During the first quarter of the 20th century, an eccentric itinerant peddler, George Adams, was living in Brown County near Nashville.
Mr. Adams was familiarly known as Sassafras George, or Old Dutch George.
He made his living by digging sassafras, cutting and tying the red-to-brown roots into bundles and loading them on a wheelbarrow which he trundled over the countryside, supplying Hoosier housewives and the Indianapolis food markets with material for the stimulating, aromatic sassafras tea so prized as “a fine spring blood tonic.”
There are those who claimed Sassafras George enjoyed frightening people. He was tall and thin with reddish hair and a beard. An old slouch hat was usually pulled low over his black eyes. His clothes were shabby and mussed from sleeping in straw stacks and hay mounds. He pushed his wheelbarrow in the middle of the road and delighted in making drivers and teamsters go around him.
His companions were tramps and hobos. He was not adverse to “barrowing.” My grandfather once found his mattock (a tool shaped like a pick ax) in his woods where Sassafras George had “barrowed” it to dig some merchandise.
The sassafras vendor had a great appetite to which he catered as he strolled along. His vest usually protruded with apples, tomatoes and other edibles he managed to “pick up.”
In the fall, his vest stretched over ripe papaws, a favorite delicacy. Knowing this, some pranksters at a farmhouse he once visited conspired to “accidentally” run against him.
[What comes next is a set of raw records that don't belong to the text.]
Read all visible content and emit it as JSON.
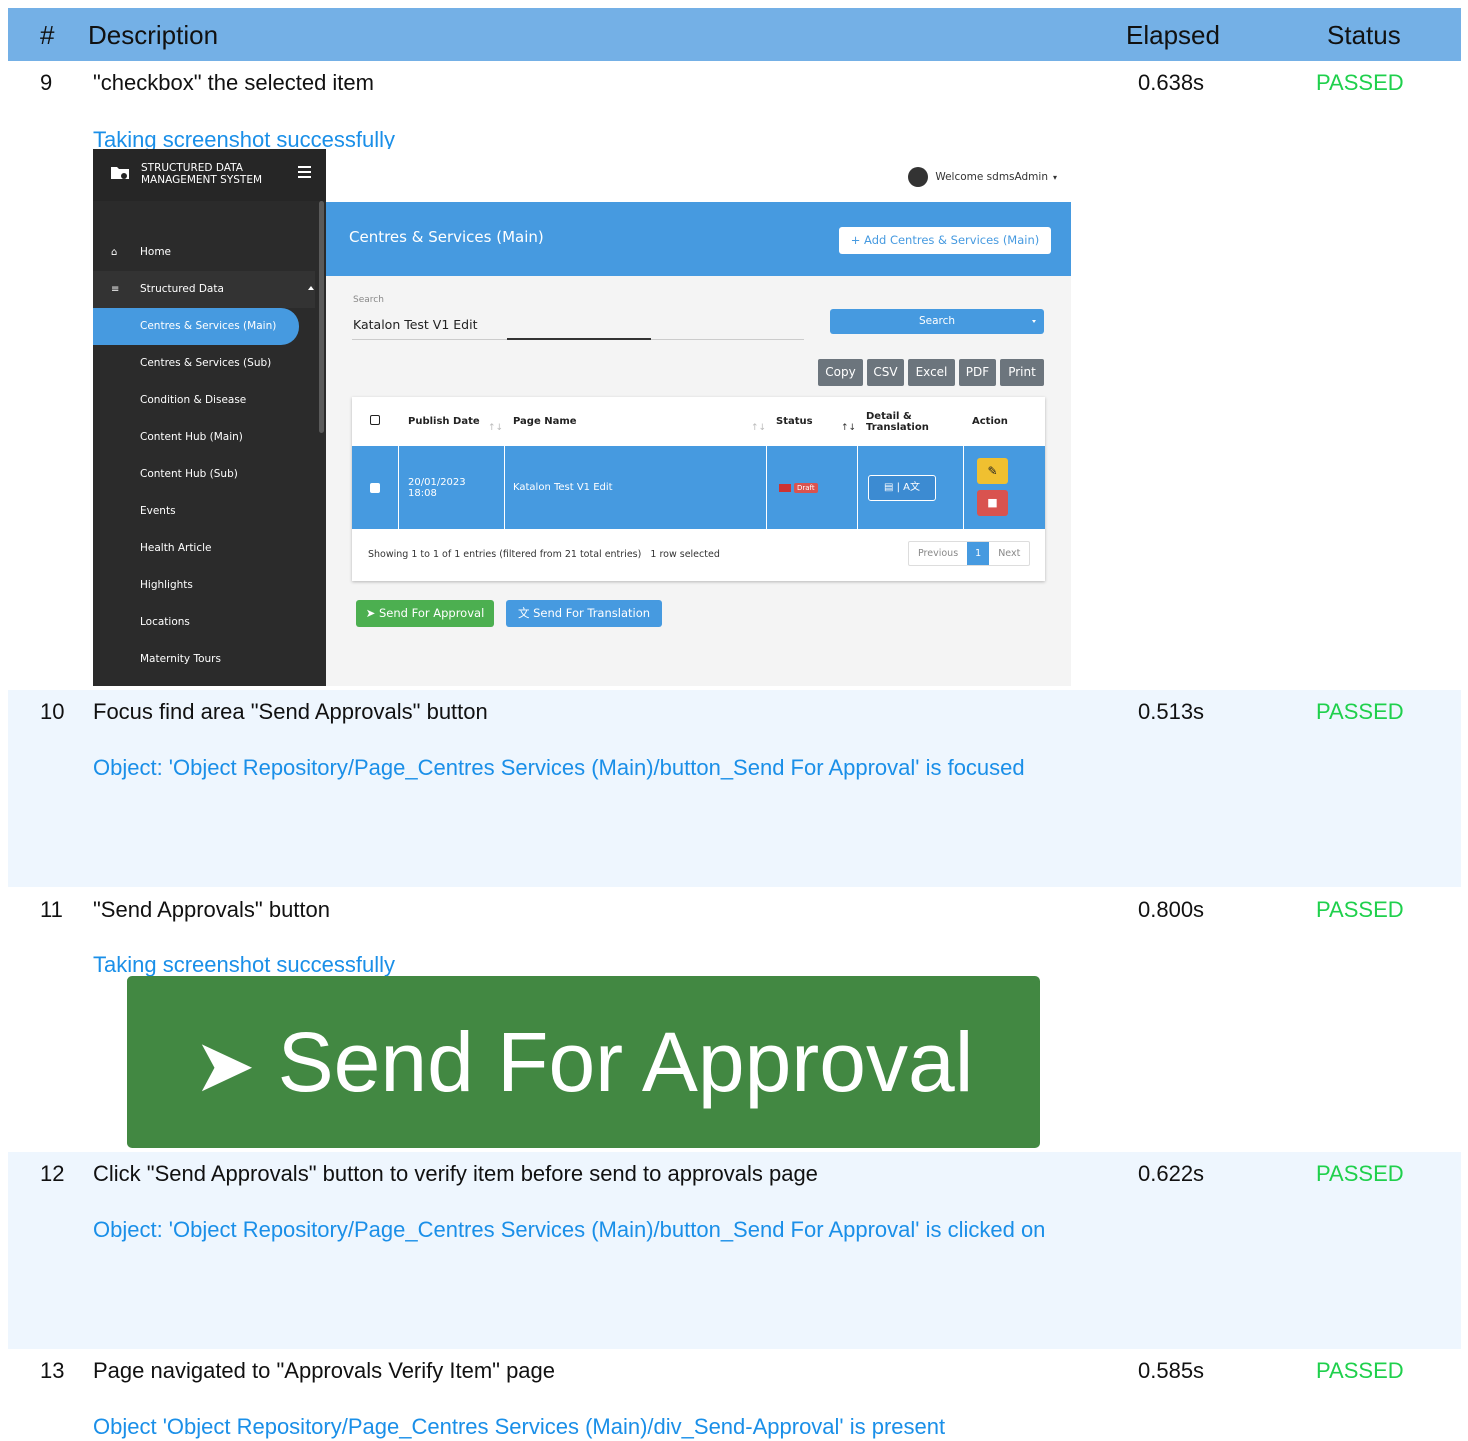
{
  "header": {
    "num": "#",
    "description": "Description",
    "elapsed": "Elapsed",
    "status": "Status"
  },
  "steps": [
    {
      "num": "9",
      "description": "\"checkbox\" the selected item",
      "elapsed": "0.638s",
      "status": "PASSED",
      "message": "Taking screenshot successfully"
    },
    {
      "num": "10",
      "description": "Focus find area \"Send Approvals\" button",
      "elapsed": "0.513s",
      "status": "PASSED",
      "message": "Object: 'Object Repository/Page_Centres  Services (Main)/button_Send For Approval' is focused"
    },
    {
      "num": "11",
      "description": "\"Send Approvals\" button",
      "elapsed": "0.800s",
      "status": "PASSED",
      "message": "Taking screenshot successfully"
    },
    {
      "num": "12",
      "description": "Click \"Send Approvals\" button to verify item before send to approvals page",
      "elapsed": "0.622s",
      "status": "PASSED",
      "message": "Object: 'Object Repository/Page_Centres  Services (Main)/button_Send For Approval' is clicked on"
    },
    {
      "num": "13",
      "description": "Page navigated to \"Approvals Verify Item\" page",
      "elapsed": "0.585s",
      "status": "PASSED",
      "message": "Object 'Object Repository/Page_Centres  Services (Main)/div_Send-Approval' is present"
    }
  ],
  "app": {
    "brand_line1": "STRUCTURED DATA",
    "brand_line2": "MANAGEMENT SYSTEM",
    "welcome": "Welcome sdmsAdmin",
    "sidebar": [
      "Home",
      "Structured Data",
      "Centres & Services (Main)",
      "Centres & Services (Sub)",
      "Condition & Disease",
      "Content Hub (Main)",
      "Content Hub (Sub)",
      "Events",
      "Health Article",
      "Highlights",
      "Locations",
      "Maternity Tours"
    ],
    "page_title": "Centres & Services (Main)",
    "add_button": "Add Centres & Services (Main)",
    "search_label": "Search",
    "search_value": "Katalon Test V1 Edit",
    "search_button": "Search",
    "export": [
      "Copy",
      "CSV",
      "Excel",
      "PDF",
      "Print"
    ],
    "columns": [
      "Publish Date",
      "Page Name",
      "Status",
      "Detail &",
      "Translation",
      "Action"
    ],
    "row": {
      "date": "20/01/2023",
      "time": "18:08",
      "page_name": "Katalon Test V1 Edit",
      "status": "Draft",
      "translate_icon": "A文"
    },
    "info": "Showing 1 to 1 of 1 entries (filtered from 21 total entries)",
    "selected": "1 row selected",
    "pager": {
      "prev": "Previous",
      "page": "1",
      "next": "Next"
    },
    "send_approval": "Send For Approval",
    "send_translation": "Send For Translation"
  },
  "zoom_button": "Send For Approval",
  "colors": {
    "header": "#74b0e6",
    "passed": "#1fd04c",
    "link": "#1a8fe8",
    "primary": "#469ae0",
    "approve": "#428842"
  }
}
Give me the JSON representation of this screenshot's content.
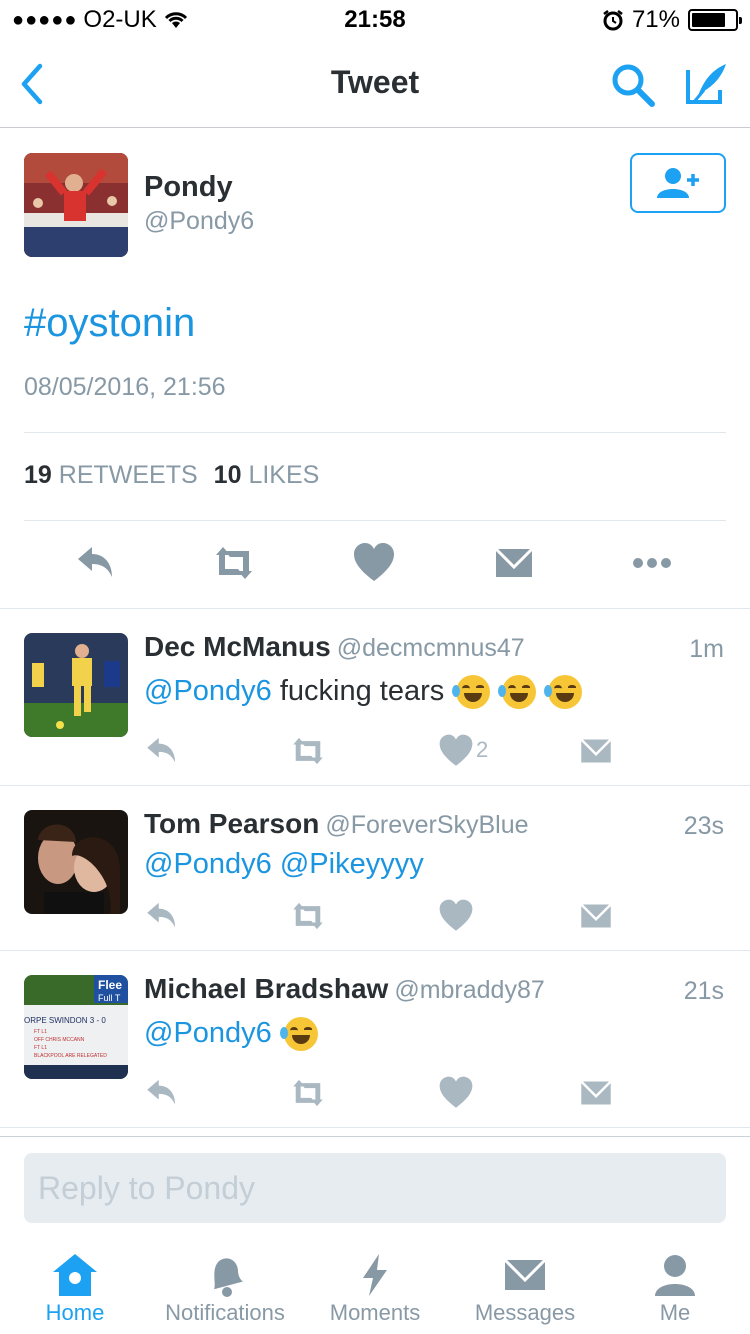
{
  "status_bar": {
    "carrier": "O2-UK",
    "time": "21:58",
    "battery": "71%"
  },
  "nav": {
    "title": "Tweet"
  },
  "tweet": {
    "author_name": "Pondy",
    "author_handle": "@Pondy6",
    "text": "#oystonin",
    "date": "08/05/2016, 21:56",
    "retweet_count": "19",
    "retweet_label": "RETWEETS",
    "like_count": "10",
    "like_label": "LIKES"
  },
  "replies": [
    {
      "name": "Dec McManus",
      "handle": "@decmcmnus47",
      "time": "1m",
      "mention": "@Pondy6",
      "text": "fucking tears",
      "likes": "2"
    },
    {
      "name": "Tom Pearson",
      "handle": "@ForeverSkyBlue",
      "time": "23s",
      "mention": "@Pondy6 @Pikeyyyy",
      "text": "",
      "likes": ""
    },
    {
      "name": "Michael Bradshaw",
      "handle": "@mbraddy87",
      "time": "21s",
      "mention": "@Pondy6",
      "text": "",
      "likes": "",
      "avatar_text": {
        "brand": "Flee",
        "sub": "Full T",
        "score": "ORPE   SWINDON 3 - 0",
        "lines": [
          "FT    L1",
          "OFF   CHRIS MCCANN",
          "FT    L1",
          "BLACKPOOL ARE RELEGATED"
        ]
      }
    }
  ],
  "reply_bar": {
    "placeholder": "Reply to Pondy"
  },
  "tabs": [
    {
      "label": "Home"
    },
    {
      "label": "Notifications"
    },
    {
      "label": "Moments"
    },
    {
      "label": "Messages"
    },
    {
      "label": "Me"
    }
  ],
  "colors": {
    "accent": "#1da1f2",
    "link": "#1b95e0",
    "muted": "#8899a6",
    "icon": "#8899a6",
    "icon_light": "#aab8c2"
  }
}
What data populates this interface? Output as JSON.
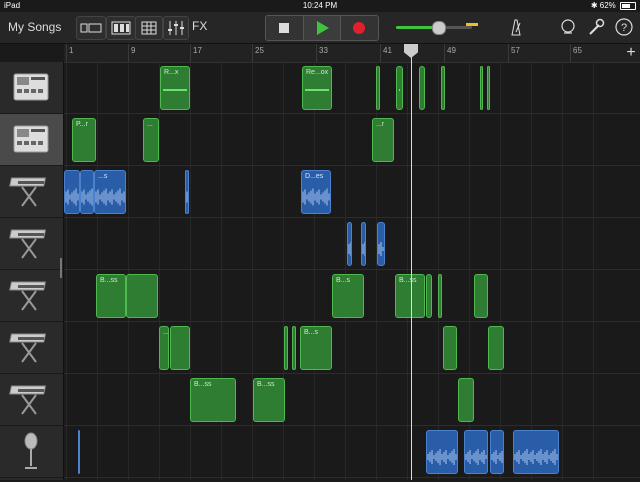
{
  "status_bar": {
    "carrier": "iPad",
    "time": "10:24 PM",
    "battery": "62%",
    "battery_fraction": 0.62
  },
  "toolbar": {
    "my_songs": "My Songs",
    "fx_label": "FX",
    "master_volume": 0.55
  },
  "ruler": {
    "bars": [
      "1",
      "9",
      "17",
      "25",
      "33",
      "41",
      "49",
      "57",
      "65"
    ]
  },
  "tracks": [
    {
      "name": "drum-machine-1",
      "selected": false
    },
    {
      "name": "drum-machine-2",
      "selected": true
    },
    {
      "name": "keyboard-1",
      "selected": false
    },
    {
      "name": "keyboard-2",
      "selected": false
    },
    {
      "name": "keyboard-3",
      "selected": false
    },
    {
      "name": "keyboard-4",
      "selected": false
    },
    {
      "name": "keyboard-5",
      "selected": false
    },
    {
      "name": "microphone",
      "selected": false
    }
  ],
  "regions": {
    "t0": [
      {
        "label": "R...x"
      },
      {
        "label": "Re...ox"
      }
    ],
    "t1": [
      {
        "label": "P...r"
      },
      {
        "label": "..."
      },
      {
        "label": "...r"
      }
    ],
    "t2": [
      {
        "label": "...s"
      },
      {
        "label": "D...es"
      }
    ],
    "t4": [
      {
        "label": "B...ss"
      },
      {
        "label": "B...s"
      },
      {
        "label": "B...ss"
      }
    ],
    "t5": [
      {
        "label": "..."
      },
      {
        "label": "B...s"
      }
    ],
    "t6": [
      {
        "label": "B...ss"
      },
      {
        "label": "B...ss"
      }
    ]
  },
  "colors": {
    "midi_region": "#2f7d32",
    "audio_region": "#2a5da8",
    "play": "#3ec43e",
    "record": "#e0202a"
  }
}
They got into a scuffle and successfully carried out their plan. The cold, ripe papaws were pressed against the skin of Sassafras George. But the fun makers were abashed when the peddler told them in a somber, courteous manner that he was sure they would not have intentionally mashed his fruit.
Old Dutch spoke with such a marked German accent that many concluded that he was of German descent. No one knew that as fact; however, it was a common practice as late as the first part of this century, as it had been since our nation was born, to refer to anyone with a foreign accent as “Dutch.” Mr. Adams usually prefaced his remarks with, “Wall, ya see, ya see, ya see, ya know, ya know, ya know ….”
He was reported dead so many times that few knew when he actually passed away.
Long before his death, he became so celebrated that other sassafras peddlers traded on his reputation and called themselves Sassafras George. The name has become synonymous with sassafras in this part of the country.
Mr. Adams did odd jobs besides peddling, but he had one other calling in particular that added fame to his fame. He sold apple cider at county fairs and would shout in a voice that could compete with the most accomplished barkers: “Sweet and hard, sweet and hard, both outta the same bar’l.”